I believe this is the underlying reason the Schwarzschild is metric diagonal, and the Kerr metric non-diagonal. The diagonal terms like dt^2 (and also dr^2, dphi^2, d theta^2) have pure T symmetry, the off diagonal terms like dphi dt have only PT symmetry and not T symmetry. So the diagonal metric has the right sort of symmetries (pure T symmetry) for a non-rotating space-time, while the non-diagonal metric has the right sort of symmetries (PT but not pure T) for a rotating one.

Last edited: Jul 26, 2015
24. Jul 26, 2015

### Staff: Mentor

FRW spacetime is neither T symmetric nor PT symmetric, but it has a diagonal metric in appropriate coordinates.

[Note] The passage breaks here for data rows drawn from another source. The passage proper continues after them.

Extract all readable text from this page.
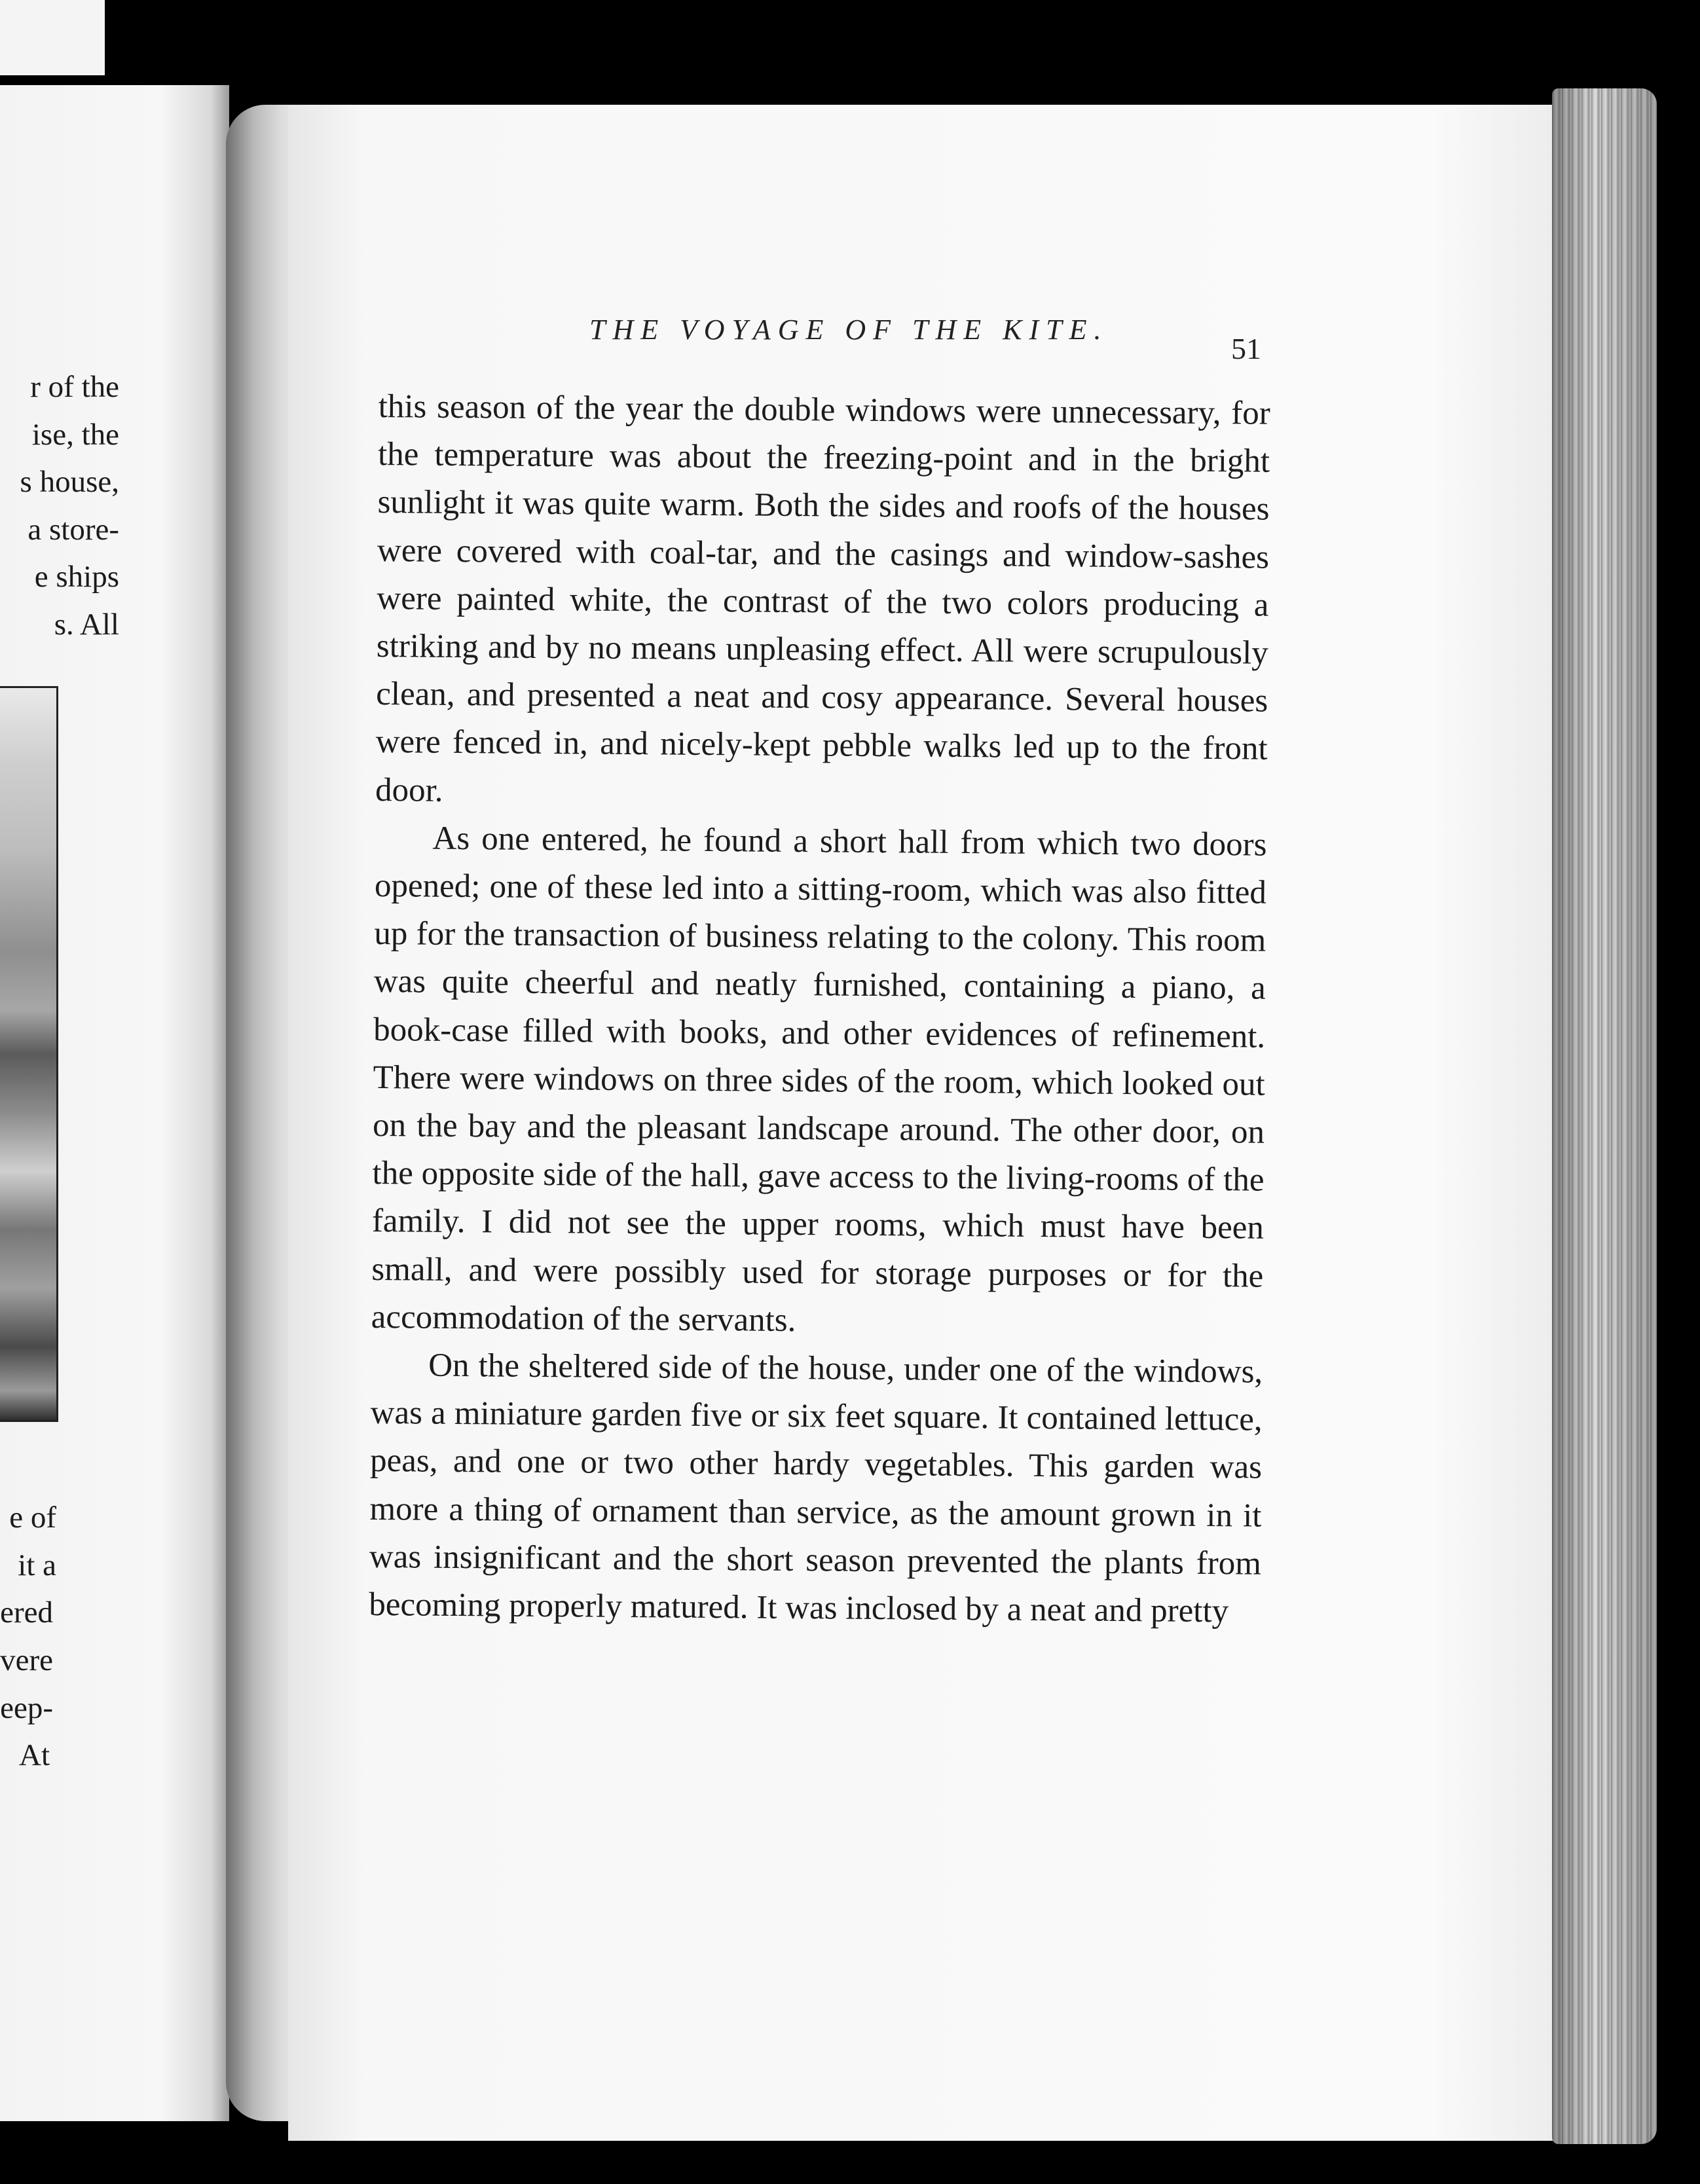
r of the

ise, the

s house,

a store-

e ships

s. All

e of

it a

ered

vere

eep-

At

THE VOYAGE OF THE KITE.

51

this season of the year the double windows were unnecessary, for the temperature was about the freezing-point and in the bright sunlight it was quite warm. Both the sides and roofs of the houses were covered with coal-tar, and the casings and window-sashes were painted white, the contrast of the two colors producing a striking and by no means unpleasing effect. All were scrupulously clean, and presented a neat and cosy appearance. Several houses were fenced in, and nicely-kept pebble walks led up to the front door.

As one entered, he found a short hall from which two doors opened; one of these led into a sitting-room, which was also fitted up for the transaction of business relating to the colony. This room was quite cheerful and neatly furnished, containing a piano, a book-case filled with books, and other evidences of refinement. There were windows on three sides of the room, which looked out on the bay and the pleasant landscape around. The other door, on the opposite side of the hall, gave access to the living-rooms of the family. I did not see the upper rooms, which must have been small, and were possibly used for storage purposes or for the accommodation of the servants.

On the sheltered side of the house, under one of the windows, was a miniature garden five or six feet square. It contained lettuce, peas, and one or two other hardy vegetables. This garden was more a thing of ornament than service, as the amount grown in it was insignificant and the short season prevented the plants from becoming properly matured. It was inclosed by a neat and pretty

As PAllen said, the condition for being able to find coordinates in which the metric is diagonal is that there is a family of worldlines filling the spacetime and a family of hypersurfaces that are everywhere orthogonal to that family of worldlines. Schwarzschild spacetime and FRW spacetime both meet that requirement, but Kerr spacetime does not (it has a family of worldlines filling it, but they aren't hypersurface orthogonal).

The extra condition that brings in T or PT symmetry is the presence of a timelike Killing vector field. (Note that we are now restricting attention to the region outside the horizon; at and inside the horizon, in both Schwarzschild and Kerr spacetime, the KVF in question is not timelike.) If you have a timelike KVF that is hypersurface orthogonal (i.e., a static spacetime), then you have T symmetry, as in the Schwarzschild case. If you have a timelike KVF but it isn't hypersurface orthogonal (i.e., a stationary spacetime that is not static), you have PT symmetry, as in the Kerr case.

25. Jul 26, 2015

### PWiz

This answers one of my queries neatly. Thanks.
@PeterDonis I guess I'm ignorant about one too many things about the FRW metric and cosmology. Thanks for the correction, I'm going to stop procrastinating and finally go through the cosmology section in GR books! (Seriously though, I didn't know we observe a dipole anisotropy in the CMB from Earth.)

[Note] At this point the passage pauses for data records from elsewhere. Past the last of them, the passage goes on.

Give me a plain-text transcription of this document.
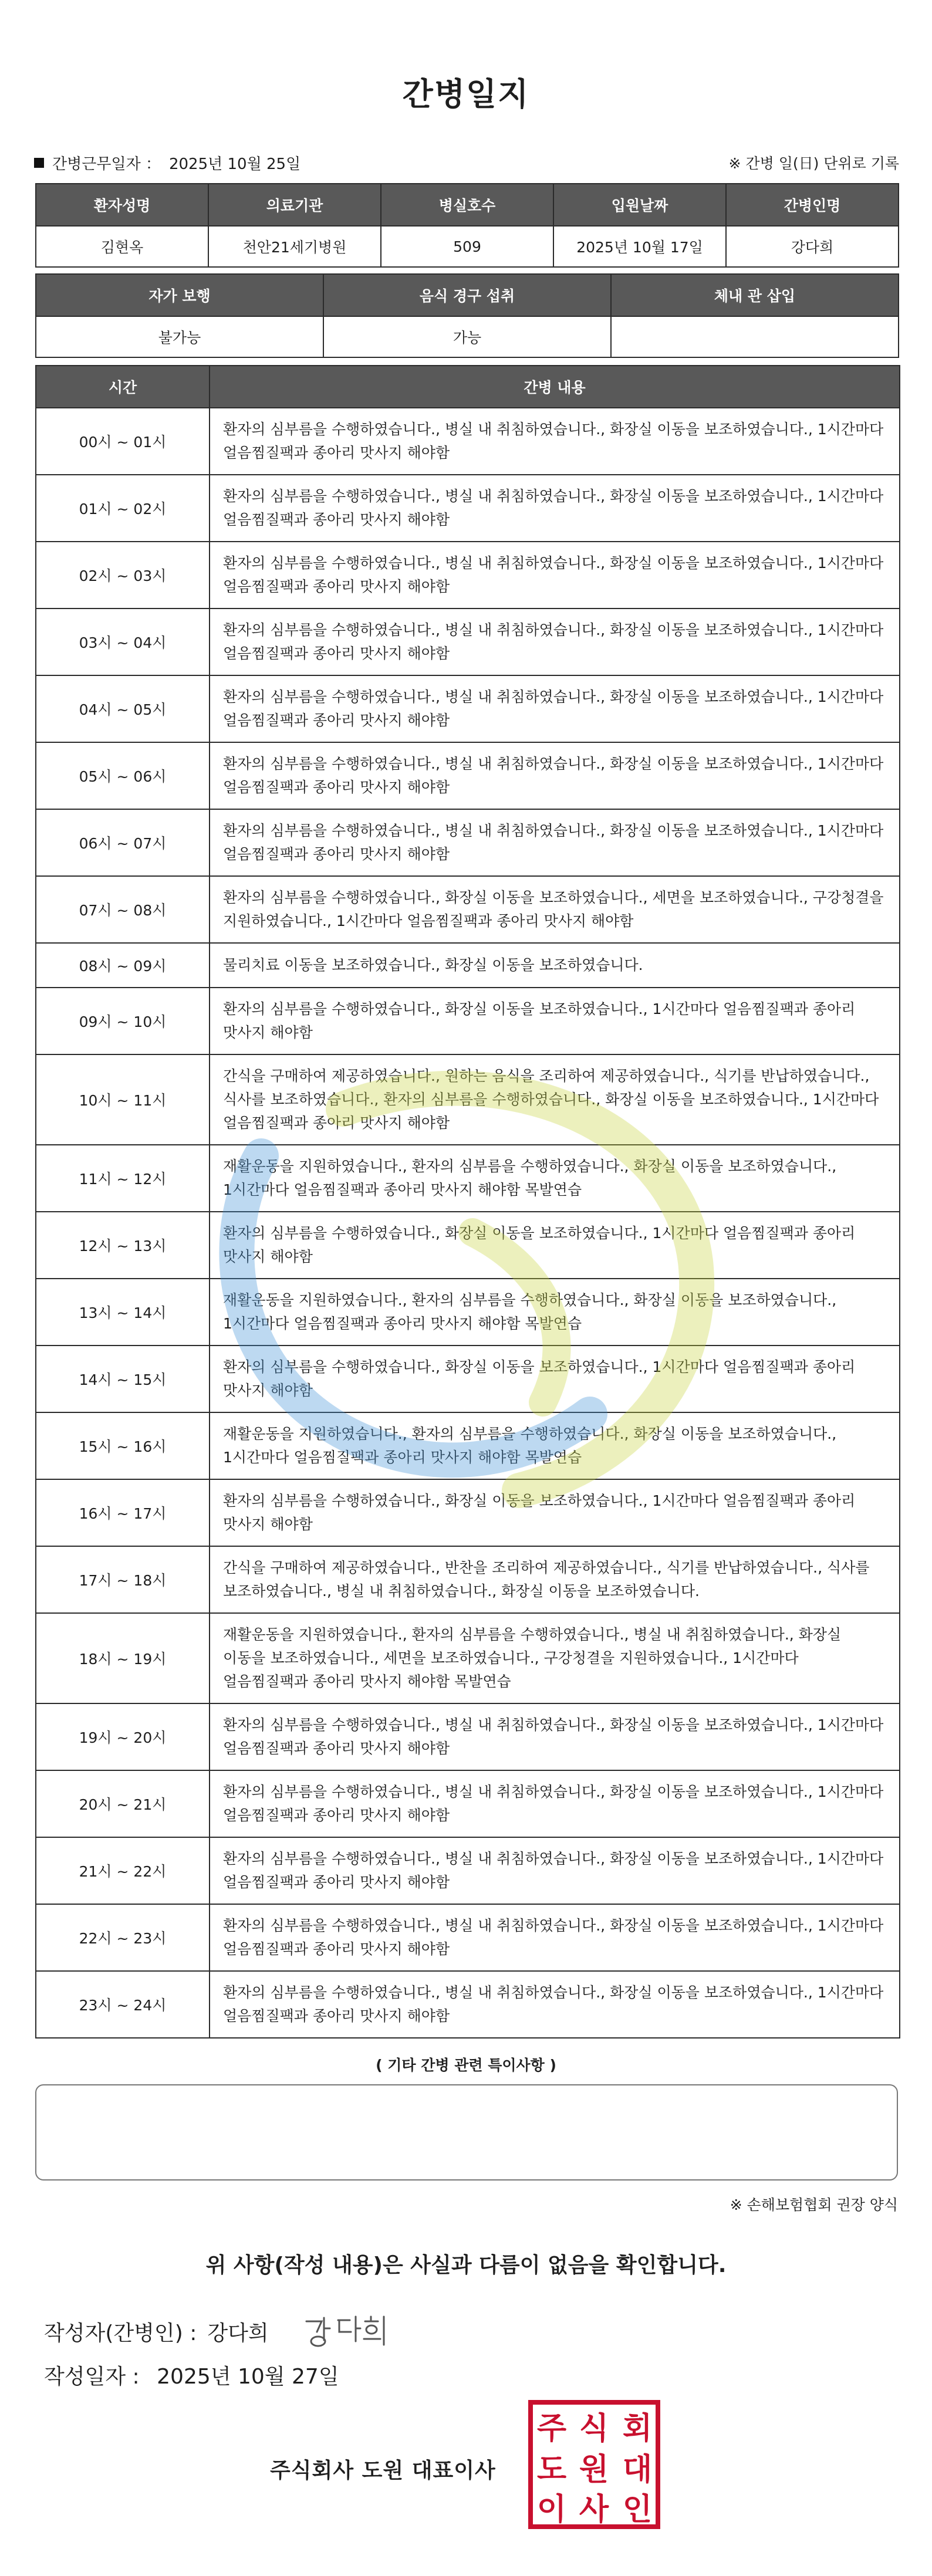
간병일지
간병근무일자 ： 2025년 10월 25일	※ 간병 일(日) 단위로 기록
환자성명	의료기관	병실호수	입원날짜	간병인명
김현옥	천안21세기병원	509	2025년 10월 17일	강다희
자가 보행	음식 경구 섭취	체내 관 삽입
불가능	가능	
시간	간병 내용
00시 ~ 01시	환자의 심부름을 수행하였습니다., 병실 내 취침하였습니다., 화장실 이동을 보조하였습니다., 1시간마다 얼음찜질팩과 종아리 맛사지 해야함
01시 ~ 02시	환자의 심부름을 수행하였습니다., 병실 내 취침하였습니다., 화장실 이동을 보조하였습니다., 1시간마다 얼음찜질팩과 종아리 맛사지 해야함
02시 ~ 03시	환자의 심부름을 수행하였습니다., 병실 내 취침하였습니다., 화장실 이동을 보조하였습니다., 1시간마다 얼음찜질팩과 종아리 맛사지 해야함
03시 ~ 04시	환자의 심부름을 수행하였습니다., 병실 내 취침하였습니다., 화장실 이동을 보조하였습니다., 1시간마다 얼음찜질팩과 종아리 맛사지 해야함
04시 ~ 05시	환자의 심부름을 수행하였습니다., 병실 내 취침하였습니다., 화장실 이동을 보조하였습니다., 1시간마다 얼음찜질팩과 종아리 맛사지 해야함
05시 ~ 06시	환자의 심부름을 수행하였습니다., 병실 내 취침하였습니다., 화장실 이동을 보조하였습니다., 1시간마다 얼음찜질팩과 종아리 맛사지 해야함
06시 ~ 07시	환자의 심부름을 수행하였습니다., 병실 내 취침하였습니다., 화장실 이동을 보조하였습니다., 1시간마다 얼음찜질팩과 종아리 맛사지 해야함
07시 ~ 08시	환자의 심부름을 수행하였습니다., 화장실 이동을 보조하였습니다., 세면을 보조하였습니다., 구강청결을 지원하였습니다., 1시간마다 얼음찜질팩과 종아리 맛사지 해야함
08시 ~ 09시	물리치료 이동을 보조하였습니다., 화장실 이동을 보조하였습니다.
09시 ~ 10시	환자의 심부름을 수행하였습니다., 화장실 이동을 보조하였습니다., 1시간마다 얼음찜질팩과 종아리 맛사지 해야함
10시 ~ 11시	간식을 구매하여 제공하였습니다., 원하는 음식을 조리하여 제공하였습니다., 식기를 반납하였습니다., 식사를 보조하였습니다., 환자의 심부름을 수행하였습니다., 화장실 이동을 보조하였습니다., 1시간마다 얼음찜질팩과 종아리 맛사지 해야함
11시 ~ 12시	재활운동을 지원하였습니다., 환자의 심부름을 수행하였습니다., 화장실 이동을 보조하였습니다., 1시간마다 얼음찜질팩과 종아리 맛사지 해야함 목발연습
12시 ~ 13시	환자의 심부름을 수행하였습니다., 화장실 이동을 보조하였습니다., 1시간마다 얼음찜질팩과 종아리 맛사지 해야함
13시 ~ 14시	재활운동을 지원하였습니다., 환자의 심부름을 수행하였습니다., 화장실 이동을 보조하였습니다., 1시간마다 얼음찜질팩과 종아리 맛사지 해야함 목발연습
14시 ~ 15시	환자의 심부름을 수행하였습니다., 화장실 이동을 보조하였습니다., 1시간마다 얼음찜질팩과 종아리 맛사지 해야함
15시 ~ 16시	재활운동을 지원하였습니다., 환자의 심부름을 수행하였습니다., 화장실 이동을 보조하였습니다., 1시간마다 얼음찜질팩과 종아리 맛사지 해야함 목발연습
16시 ~ 17시	환자의 심부름을 수행하였습니다., 화장실 이동을 보조하였습니다., 1시간마다 얼음찜질팩과 종아리 맛사지 해야함
17시 ~ 18시	간식을 구매하여 제공하였습니다., 반찬을 조리하여 제공하였습니다., 식기를 반납하였습니다., 식사를 보조하였습니다., 병실 내 취침하였습니다., 화장실 이동을 보조하였습니다.
18시 ~ 19시	재활운동을 지원하였습니다., 환자의 심부름을 수행하였습니다., 병실 내 취침하였습니다., 화장실 이동을 보조하였습니다., 세면을 보조하였습니다., 구강청결을 지원하였습니다., 1시간마다 얼음찜질팩과 종아리 맛사지 해야함 목발연습
19시 ~ 20시	환자의 심부름을 수행하였습니다., 병실 내 취침하였습니다., 화장실 이동을 보조하였습니다., 1시간마다 얼음찜질팩과 종아리 맛사지 해야함
20시 ~ 21시	환자의 심부름을 수행하였습니다., 병실 내 취침하였습니다., 화장실 이동을 보조하였습니다., 1시간마다 얼음찜질팩과 종아리 맛사지 해야함
21시 ~ 22시	환자의 심부름을 수행하였습니다., 병실 내 취침하였습니다., 화장실 이동을 보조하였습니다., 1시간마다 얼음찜질팩과 종아리 맛사지 해야함
22시 ~ 23시	환자의 심부름을 수행하였습니다., 병실 내 취침하였습니다., 화장실 이동을 보조하였습니다., 1시간마다 얼음찜질팩과 종아리 맛사지 해야함
23시 ~ 24시	환자의 심부름을 수행하였습니다., 병실 내 취침하였습니다., 화장실 이동을 보조하였습니다., 1시간마다 얼음찜질팩과 종아리 맛사지 해야함
( 기타 간병 관련 특이사항 )
※ 손해보험협회 권장 양식
위 사항(작성 내용)은 사실과 다름이 없음을 확인합니다.
작성자(간병인) : 강다희
작성일자 : 2025년 10월 27일
주식회사 도원 대표이사
주 식 회
도 원 대
이 사 인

@pervect This was what I was talking about earlier! Since a diagonalized metric only has the squared differential elements, it should be invariant under all spatial/time coordinate reversals, and should therefore exhibit pure PT symmetry, right?
And if we look at the Kerr metric in Boyer-Lindquist coordinates, we are going to have spatial symmetry for the r and theta terms, and no symmetry for the t and phi terms right (since there is a cross term involving these two differenial elements)?

And while we're at it, I might as well ask - do the meanings of theta and phi just carry over from spherical coordinates? If yes, then how do we use this definition with black holes? AFAIK, a BH has no center, and the singularity is a point in time, not in space, so I don't know how one would create an 'origin' at it in that sense.